‘Cruel Summer’: Did Martin Harris Always Intend to Kidnap Kate Wallis? Olivia Holt Shared When It Became ‘Intentional’
[Spoiler alert: Spoilers ahead for Cruel Summer, through episode 9].
Cruel Summer’s ninth episode, “A Secret of My Own,” was all a big backstory into Kate Wallis’ time in Martin Harris’ house. It was tough to watch, considering he made it so confusing for her with his manipulation. With that said, Olivia Holt said that Martin Harris didn’t always intend to kidnap and lock Kate up, and all it took was one line to change his mind.
This episode showed how deep Martin Harris stuck his claws into Kate
Even though Kate’s situation from 1993 to 1994 sort of started to become more clear in the last two episodes — that she first went to his house willingly at first — episode nine showed the audience just how it went down. Kate just wanted comfort and safety and felt attacked and stifled at home. He gave her a safe haven of sorts from afar, and manipulated it all to seem like it was the perfect place to be, where he cared for her deeply and would protect her from all her troubles (parents, the world, etc.).
It was nicely narrated and analyzed by Sylvia, Kate’s therapist, showing how everything Martin Harris did was a form of grooming. From isolating her to showing Kate that he was her comfort place, and attaching to the parts of her that couldn’t say no to authority figures, Martin preyed on Kate. So much so that she was defending him even after he was dead and she was rescued.
Of course, after months of solitude in his house, even with the nicest treatment and “love” from him, Kate yearned for the outside world and for her family. At this point, Martin wasn’t going to let her go because he would obviously be arrested if they found out he lied to the police about her being there.
One line is all it took to give Martin Harris the idea to kidnap Kate Wallis
However, was he planning on keeping her in his house forever? No, and according to Olivia Holt, he didn’t intend to lock her away either, at first. It seemed like he genuinely wanted to come up with a plan but also wanted her there with him. It was tough, and it of course became harder when she put her foot down about leaving.
So, after Christmas dinner, when she did ask for her suitcase and went into the basement, and after her “kidnapper” comment, things clicked for Harris.
“It was really important to get the dialogue correct on that, because that is the ultimate turning point for both Martin and Kate,” Holt said. “Kate wants to leave and Martin’s not allowing her to, and she says, ‘You sound a lot like –,’ and he cuts her off and says, ‘What? Your dad?’ and she says, ‘No, my kidnapper.’ And that specific interaction is so important for the audience to witness, because I don’t think that Martin had ever planned to kidnap Kate, but I do think that, in a way, her saying that sort of gives him the idea.”

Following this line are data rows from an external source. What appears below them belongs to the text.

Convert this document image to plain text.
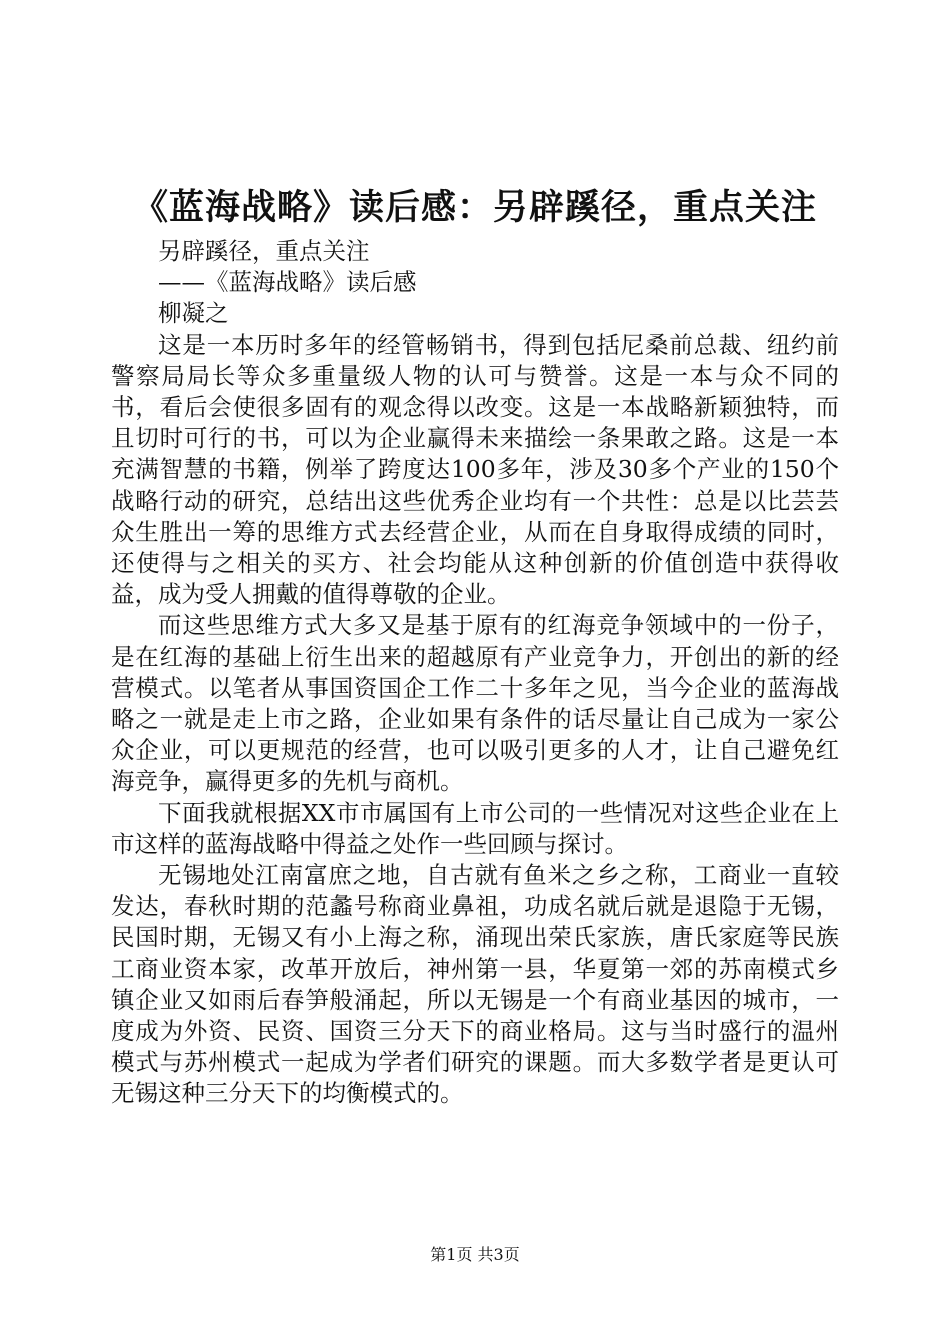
《蓝海战略》读后感：另辟蹊径，重点关注

另辟蹊径，重点关注

——《蓝海战略》读后感

柳凝之

这是一本历时多年的经管畅销书，得到包括尼桑前总裁、纽约前警察局局长等众多重量级人物的认可与赞誉。这是一本与众不同的书，看后会使很多固有的观念得以改变。这是一本战略新颖独特，而且切时可行的书，可以为企业赢得未来描绘一条果敢之路。这是一本充满智慧的书籍，例举了跨度达100多年，涉及30多个产业的150个战略行动的研究，总结出这些优秀企业均有一个共性：总是以比芸芸众生胜出一筹的思维方式去经营企业，从而在自身取得成绩的同时，还使得与之相关的买方、社会均能从这种创新的价值创造中获得收益，成为受人拥戴的值得尊敬的企业。

而这些思维方式大多又是基于原有的红海竞争领域中的一份子，是在红海的基础上衍生出来的超越原有产业竞争力，开创出的新的经营模式。以笔者从事国资国企工作二十多年之见，当今企业的蓝海战略之一就是走上市之路，企业如果有条件的话尽量让自己成为一家公众企业，可以更规范的经营，也可以吸引更多的人才，让自己避免红海竞争，赢得更多的先机与商机。

下面我就根据XX市市属国有上市公司的一些情况对这些企业在上市这样的蓝海战略中得益之处作一些回顾与探讨。

无锡地处江南富庶之地，自古就有鱼米之乡之称，工商业一直较发达，春秋时期的范蠡号称商业鼻祖，功成名就后就是退隐于无锡，民国时期，无锡又有小上海之称，涌现出荣氏家族，唐氏家庭等民族工商业资本家，改革开放后，神州第一县，华夏第一郊的苏南模式乡镇企业又如雨后春笋般涌起，所以无锡是一个有商业基因的城市，一度成为外资、民资、国资三分天下的商业格局。这与当时盛行的温州模式与苏州模式一起成为学者们研究的课题。而大多数学者是更认可无锡这种三分天下的均衡模式的。

第1页 共3页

Holt said that they filmed this in chronological order to what happens in the episode so that they weren’t “bouncing back and forth as much [between] all of the years.” She said this was due to the fact that this episode primarily took place in one place: Martin Harris’ house. It made it easier to do this chronologically, but also made mores sense to do it this way, it seems.
Olivia Holt doesn’t think that Martin Harris intentionally meant to lock Kate in the basement
Again, for Holt, that’s when Harris decided that keeping Kate there was the best option for him and that’s when he took things to the extreme.
“There was a fear, obviously, of her leaving the house because he didn’t want anybody to know,” Holt said. “I don’t think that he ever intentionally planned to lock her in the basement. But he knew what he was doing was wrong. I mean, he had curtains up in the house.”
Holt shared that even so, he knew he was in the wrong and showed that through the curtains and other ways he surveilled Kate while she was in his house. On top of that, he guilted her every time she would ask about leaving or mention being unhappy. Nothing absolves him at all, it’s just interesting that Holt noted this turning point with one remark.